Yesterday our barefoot farrier, Stronghorse Church, was here with his lovely assistant Danielle. After finishing with our spotted saddle horses, he called to me when he thought he was witnessing something unusual: Millie, our younger SSH mare, passing through a fence. 'Twas nothing unusual around these parts. Millie has loosened some high tensile fence to the point that all she needs to do is move slowly and she will pass right through the supposed barrier.
Stronghorse exclaimed that she'd just walked into and through the fence, only to hang up her last hoof on a strand and stop. Most horses, he told me, would explode in panic, if they got a hoof hung like that.
Not Millie, I told him. She has perfected the art of moving slowly enough that the fences just melt on past her. She can open any grain bin / trash can, too, I told him.
He allowed that she's a smart horse, then gathered his tools and came up the hill to trim the feet of our paint horses. Since the rain has made our hillside into a mudslide, I brought Lucy and Janet out onto the gravel drive for their pedicures. It was their first time out of that pasture since entering it last May shortly after Janet was born.
The little filly--well, she's not so little anymore, for once the throatlatch of the yearling halter could be buckled on without the need for extra loops and knots--she enjoyed exploring her new stomping grounds enough that I left the gate open after Stronghorse had finished. I figured they would come back in at dinnertime, and Lucy did just that.
Little Janet, though, was feeling independent and allowed her dam to wander out of sight. Lucy was munching on hay inside the pasture when a shrill whinny rang out and we saw Janet racing down the driveway toward the main gate. We made noise and the filly saw us and turned our way. I was moving over to mark the open pasture gate for her, carrying a flake of hay, when she charged on a trajectory bound for the fence.

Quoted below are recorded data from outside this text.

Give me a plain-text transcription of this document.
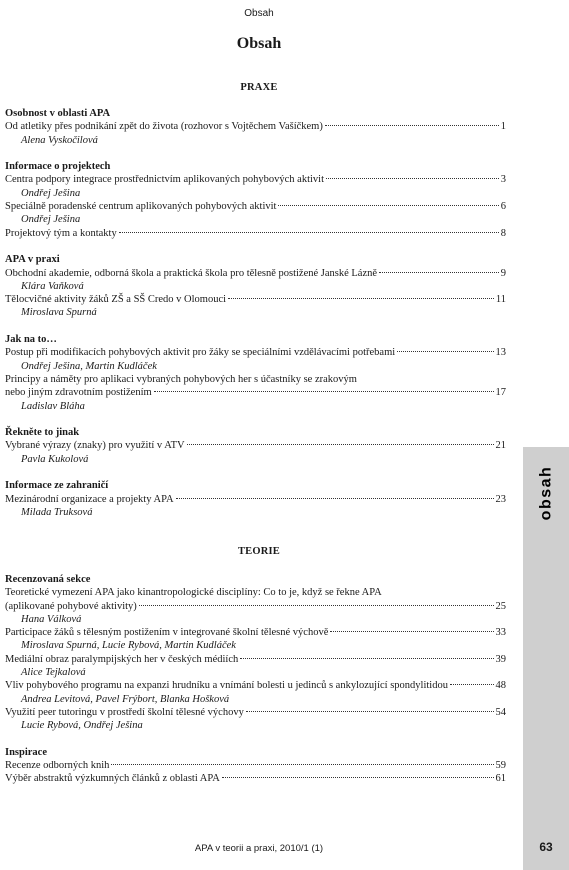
Obsah
Obsah
PRAXE
Osobnost v oblasti APA
Od atletiky přes podnikání zpět do života (rozhovor s Vojtěchem Vašíčkem)	1
Alena Vyskočilová
Informace o projektech
Centra podpory integrace prostřednictvím aplikovaných pohybových aktivit	3
Ondřej Ješina
Speciálně poradenské centrum aplikovaných pohybových aktivit	6
Ondřej Ješina
Projektový tým a kontakty	8
APA v praxi
Obchodní akademie, odborná škola a praktická škola pro tělesně postižené Janské Lázně	9
Klára Vaňková
Tělocvičné aktivity žáků ZŠ a SŠ Credo v Olomouci	11
Miroslava Spurná
Jak na to…
Postup při modifikacích pohybových aktivit pro žáky se speciálními vzdělávacími potřebami	13
Ondřej Ješina, Martin Kudláček
Principy a náměty pro aplikaci vybraných pohybových her s účastníky se zrakovým
nebo jiným zdravotním postižením	17
Ladislav Bláha
Řekněte to jinak
Vybrané výrazy (znaky) pro využití v ATV	21
Pavla Kukolová
Informace ze zahraničí
Mezinárodní organizace a projekty APA	23
Milada Truksová
TEORIE
Recenzovaná sekce
Teoretické vymezení APA jako kinantropologické disciplíny: Co to je, když se řekne APA
(aplikované pohybové aktivity)	25
Hana Válková
Participace žáků s tělesným postižením v integrované školní tělesné výchově	33
Miroslava Spurná, Lucie Rybová, Martin Kudláček
Mediální obraz paralympijských her v českých médiích	39
Alice Tejkalová
Vliv pohybového programu na expanzi hrudníku a vnímání bolesti u jedinců s ankylozující spondylitidou	48
Andrea Levitová, Pavel Frýbort, Blanka Hošková
Využití peer tutoringu v prostředí školní tělesné výchovy	54
Lucie Rybová, Ondřej Ješina
Inspirace
Recenze odborných knih	59
Výběr abstraktů výzkumných článků z oblasti APA	61
obsah
APA v teorii a praxi, 2010/1 (1)	63
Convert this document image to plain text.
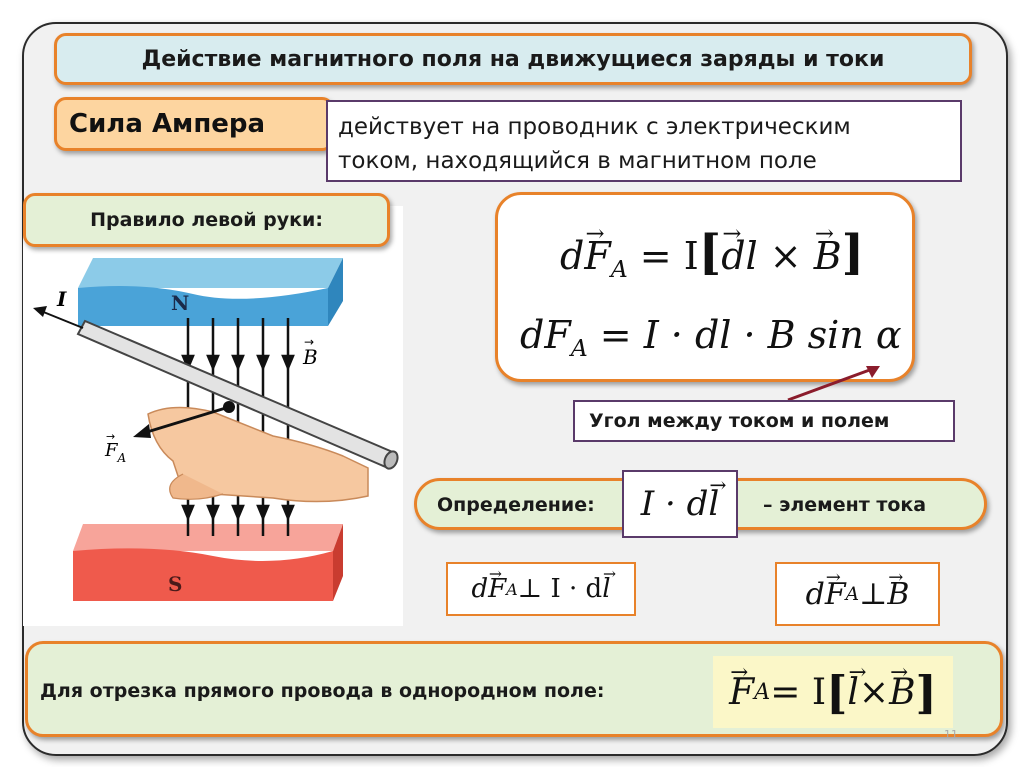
Действие магнитного поля на движущиеся заряды и токи
Сила Ампера	действует на проводник с электрическим
током, находящийся в магнитном поле
N
S
I
B
→
$F_A$
→
Правило левой руки:
$d\to F_A = I[\to$ dl × → B]
$dF_A = I$ · dl · B sin α
Угол между током и полем
Определение:	– элемент тока
I · d → l
d → F A ⊥ I · d → l	d → F A ⊥ → B
Для отрезка прямого провода в однородном поле:	→ F A = I [ → l × → B ]
11
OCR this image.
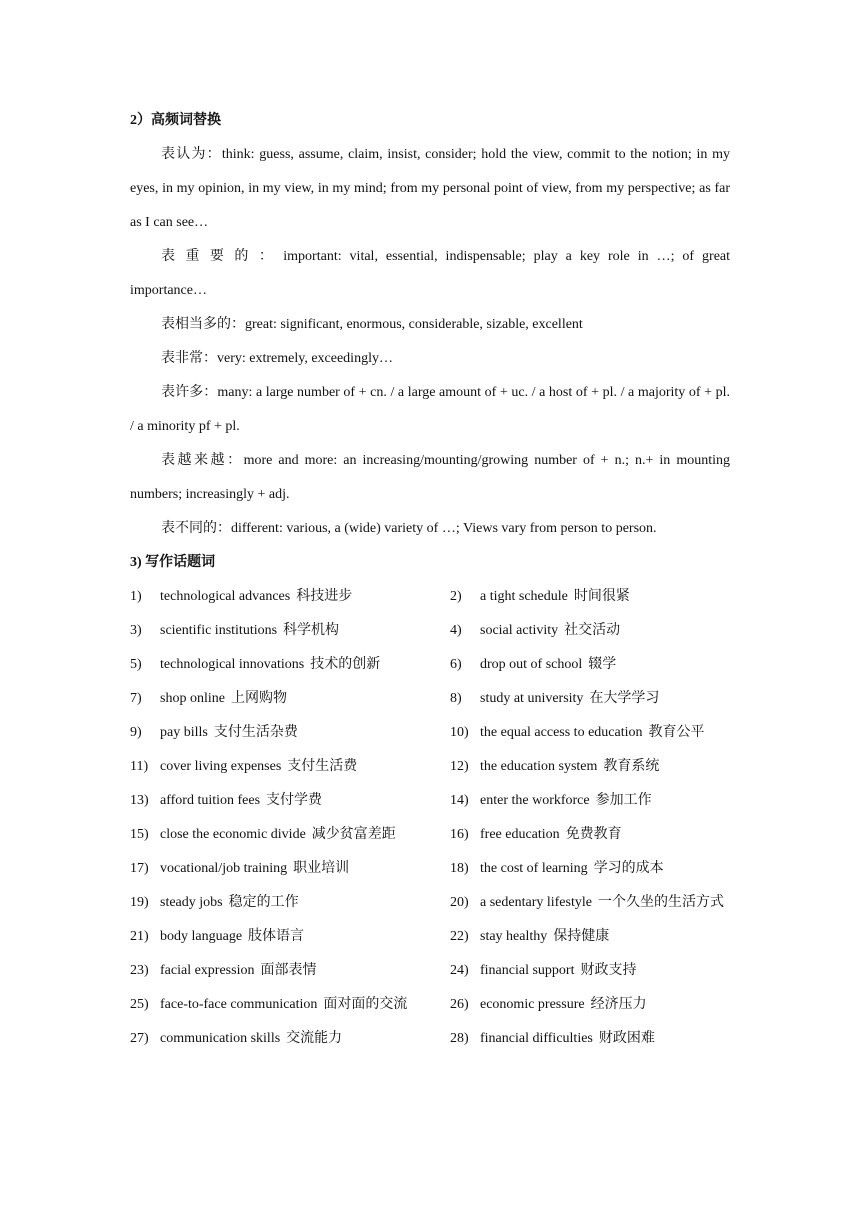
2）高频词替换
表认为：think: guess, assume, claim, insist, consider; hold the view, commit to the notion; in my eyes, in my opinion, in my view, in my mind; from my personal point of view, from my perspective; as far as I can see…
表重要的：important: vital, essential, indispensable; play a key role in …; of great importance…
表相当多的：great: significant, enormous, considerable, sizable, excellent
表非常：very: extremely, exceedingly…
表许多：many: a large number of + cn. / a large amount of + uc. / a host of + pl. / a majority of + pl. / a minority pf + pl.
表越来越：more and more: an increasing/mounting/growing number of + n.; n.+ in mounting numbers; increasingly + adj.
表不同的：different: various, a (wide) variety of …; Views vary from person to person.
3) 写作话题词
1)	technological advances 科技进步	2)	a tight schedule 时间很紧
3)	scientific institutions 科学机构	4)	social activity 社交活动
5)	technological innovations 技术的创新	6)	drop out of school 辍学
7)	shop online 上网购物	8)	study at university 在大学学习
9)	pay bills 支付生活杂费	10) the equal access to education 教育公平
11) cover living expenses 支付生活费	12) the education system 教育系统
13) afford tuition fees 支付学费	14) enter the workforce 参加工作
15) close the economic divide 减少贫富差距	16) free education 免费教育
17) vocational/job training 职业培训	18) the cost of learning 学习的成本
19) steady jobs 稳定的工作	20) a sedentary lifestyle 一个久坐的生活方式
21) body language 肢体语言	22) stay healthy 保持健康
23) facial expression 面部表情	24) financial support 财政支持
25) face-to-face communication 面对面的交流	26) economic pressure 经济压力
27) communication skills 交流能力	28) financial difficulties 财政困难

She acknowledged the high tensile wire by lifting herself a bit off the ground. Her body cleared the wire just fine, but her long legs got caught and she flipped tail-over-head before hitting the ground hard. I was mentally kicking myself for not carrying a wirecutter that day, as I hurried over to help untangle her errant foreleg.
She didn't need my help, and sprung up and out of the fence as if she'd not even fallen. I watched her for a bit and she seemed to move without trouble, so I went along with my chores.
This evening the filly is still moving well. She and her dam had free roam of the back acres again today. When I came up to feed, Little Miss Janet was curled up near the driveway gate--hanging out with thye dogs waiting on their supper, too. I did notice that she has a cut by her right eye that she may have earned in her fall, but it looks clean and doesn't seem to bother her--so I left it alone for the evening.
What troubles me, though, is that Janet's first encounter with challenging a fence ended with her successfully surmounting it. I'm hoping this does not send her along the path to Millie's lack of care for human-imposed "boundaries."